Taiko, an Ethereum-based layer2, confirmed that its chain state verification mechanism was breached, The Block reported on Sunday.

In a post on X, Taiko said all bridges deployed on the protocol were no longer safe because of the breach. It strongly urged all users to withdraw funds immediately.

It also asked centralized exchanges to immediately halt deposits of the Taiko native token until further notice. All Taiko block proposers also stopped producing new blocks while the team investigates the incident, The Block reported.

In a later notice, Taiko said the exploit had been blocked and withdrawals via the layer1 bridge and the ERC20 vault had been fully cut off.

Taiko said the attacker exploited a vulnerability in verifying bridge message proofs. It said a forged message proof, without a legitimate event on the source chain, was accepted as valid on layer1, allowing the attacker to register fake withdrawals and drain funds from the bridge and token vault.
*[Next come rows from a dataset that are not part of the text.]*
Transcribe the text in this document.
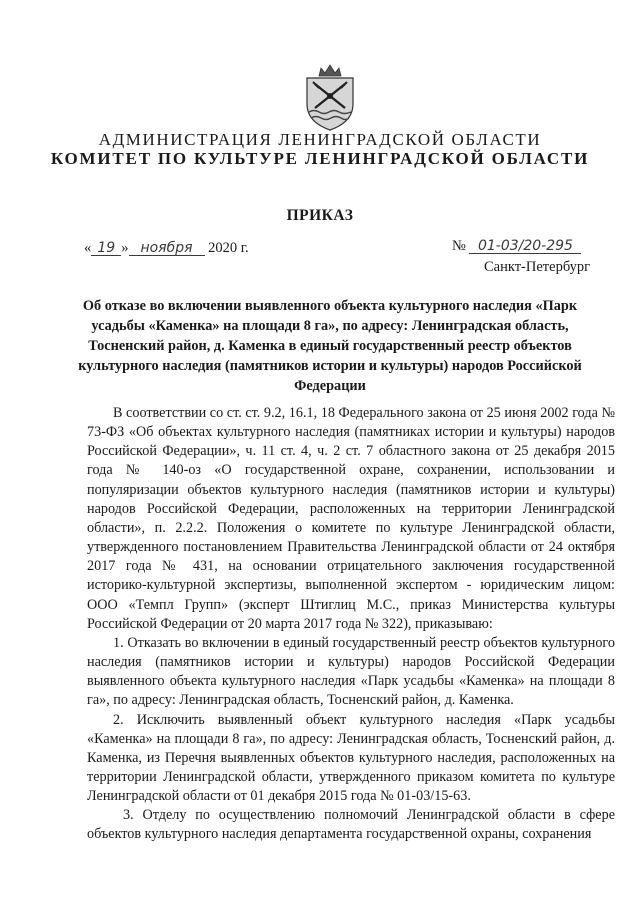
АДМИНИСТРАЦИЯ ЛЕНИНГРАДСКОЙ ОБЛАСТИ
КОМИТЕТ ПО КУЛЬТУРЕ ЛЕНИНГРАДСКОЙ ОБЛАСТИ
ПРИКАЗ
« 19 » ноября 2020 г.	№ 01-03/20-295
Санкт-Петербург
Об отказе во включении выявленного объекта культурного наследия «Парк усадьбы «Каменка» на площади 8 га», по адресу: Ленинградская область, Тосненский район, д. Каменка в единый государственный реестр объектов культурного наследия (памятников истории и культуры) народов Российской Федерации

В соответствии со ст. ст. 9.2, 16.1, 18 Федерального закона от 25 июня 2002 года № 73-ФЗ «Об объектах культурного наследия (памятниках истории и культуры) народов Российской Федерации», ч. 11 ст. 4, ч. 2 ст. 7 областного закона от 25 декабря 2015 года № 140-оз «О государственной охране, сохранении, использовании и популяризации объектов культурного наследия (памятников истории и культуры) народов Российской Федерации, расположенных на территории Ленинградской области», п. 2.2.2. Положения о комитете по культуре Ленинградской области, утвержденного постановлением Правительства Ленинградской области от 24 октября 2017 года № 431, на основании отрицательного заключения государственной историко-культурной экспертизы, выполненной экспертом - юридическим лицом: ООО «Темпл Групп» (эксперт Штиглиц М.С., приказ Министерства культуры Российской Федерации от 20 марта 2017 года № 322), приказываю:

1. Отказать во включении в единый государственный реестр объектов культурного наследия (памятников истории и культуры) народов Российской Федерации выявленного объекта культурного наследия «Парк усадьбы «Каменка» на площади 8 га», по адресу: Ленинградская область, Тосненский район, д. Каменка.

2. Исключить выявленный объект культурного наследия «Парк усадьбы «Каменка» на площади 8 га», по адресу: Ленинградская область, Тосненский район, д. Каменка, из Перечня выявленных объектов культурного наследия, расположенных на территории Ленинградской области, утвержденного приказом комитета по культуре Ленинградской области от 01 декабря 2015 года № 01-03/15-63.

3. Отделу по осуществлению полномочий Ленинградской области в сфере объектов культурного наследия департамента государственной охраны, сохранения
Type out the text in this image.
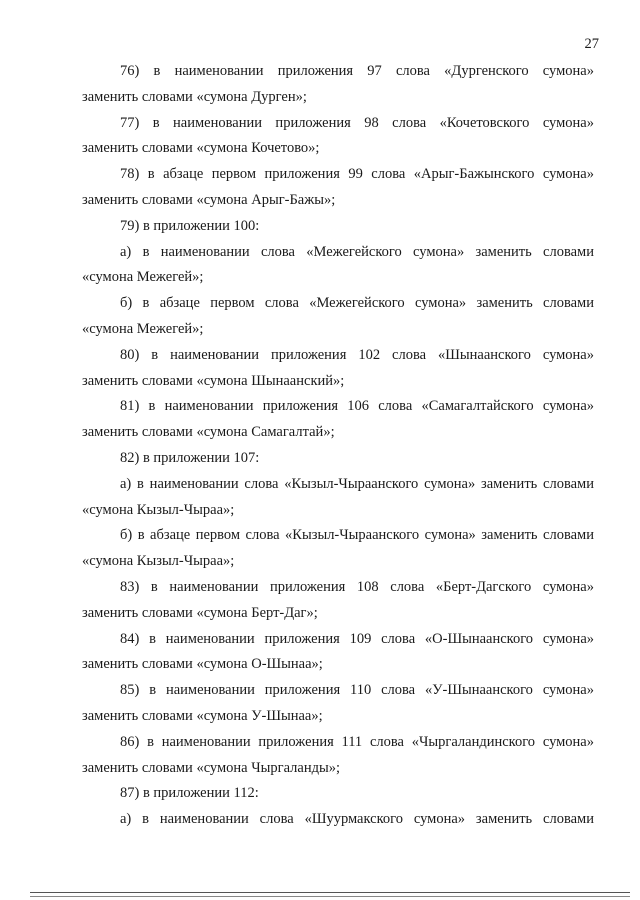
27

76) в наименовании приложения 97 слова «Дургенского сумона»
заменить словами «сумона Дурген»;

77) в наименовании приложения 98 слова «Кочетовского сумона»
заменить словами «сумона Кочетово»;

78) в абзаце первом приложения 99 слова «Арыг-Бажынского сумона»
заменить словами «сумона Арыг-Бажы»;

79) в приложении 100:

а) в наименовании слова «Межегейского сумона» заменить словами
«сумона Межегей»;

б) в абзаце первом слова «Межегейского сумона» заменить словами
«сумона Межегей»;

80) в наименовании приложения 102 слова «Шынаанского сумона»
заменить словами «сумона Шынаанский»;

81) в наименовании приложения 106 слова «Самагалтайского сумона»
заменить словами «сумона Самагалтай»;

82) в приложении 107:

а) в наименовании слова «Кызыл-Чыраанского сумона» заменить словами
«сумона Кызыл-Чыраа»;

б) в абзаце первом слова «Кызыл-Чыраанского сумона» заменить словами
«сумона Кызыл-Чыраа»;

83) в наименовании приложения 108 слова «Берт-Дагского сумона»
заменить словами «сумона Берт-Даг»;

84) в наименовании приложения 109 слова «О-Шынаанского сумона»
заменить словами «сумона О-Шынаа»;

85) в наименовании приложения 110 слова «У-Шынаанского сумона»
заменить словами «сумона У-Шынаа»;

86) в наименовании приложения 111 слова «Чыргаландинского сумона»
заменить словами «сумона Чыргаланды»;

87) в приложении 112:

а) в наименовании слова «Шуурмакского сумона» заменить словами
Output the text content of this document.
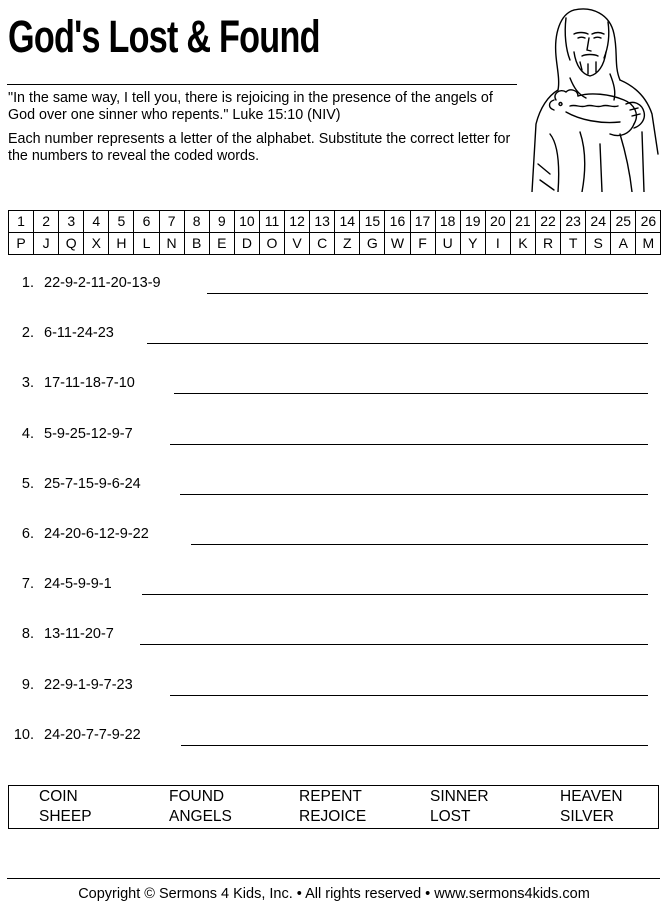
God's Lost & Found
"In the same way, I tell you, there is rejoicing in the presence of the angels of God over one sinner who repents." Luke 15:10 (NIV)
Each number represents a letter of the alphabet. Substitute the correct letter for the numbers to reveal the coded words.
1	2	3	4	5	6	7	8	9	10	11	12	13	14	15	16	17	18	19	20	21	22	23	24	25	26
P	J	Q	X	H	L	N	B	E	D	O	V	C	Z	G	W	F	U	Y	I	K	R	T	S	A	M
1. 22-9-2-11-20-13-9
2. 6-11-24-23
3. 17-11-18-7-10
4. 5-9-25-12-9-7
5. 25-7-15-9-6-24
6. 24-20-6-12-9-22
7. 24-5-9-9-1
8. 13-11-20-7
9. 22-9-1-9-7-23
10. 24-20-7-7-9-22
COIN	FOUND	REPENT	SINNER	HEAVEN
SHEEP	ANGELS	REJOICE	LOST	SILVER
Copyright © Sermons 4 Kids, Inc. • All rights reserved • www.sermons4kids.com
On-chain security firm Blockaid earlier identified a vulnerability in verifying Taiko bridge source signal proofs as the root cause. Blockaid said a manipulated message proof was accepted as valid on Ethereum layer1 without a corresponding legitimate message transmission event on the Taiko source chain.

On the scale of losses, Blockaid put it at about $1 million, while on-chain analytics platform PeckShield estimated about $1.7 million, The Block reported.

Taiko is an Ethereum layer2 network that began development in 2022 and launched its mainnet in May 2024. It uses a method in which Ethereum block validators determine the transaction order.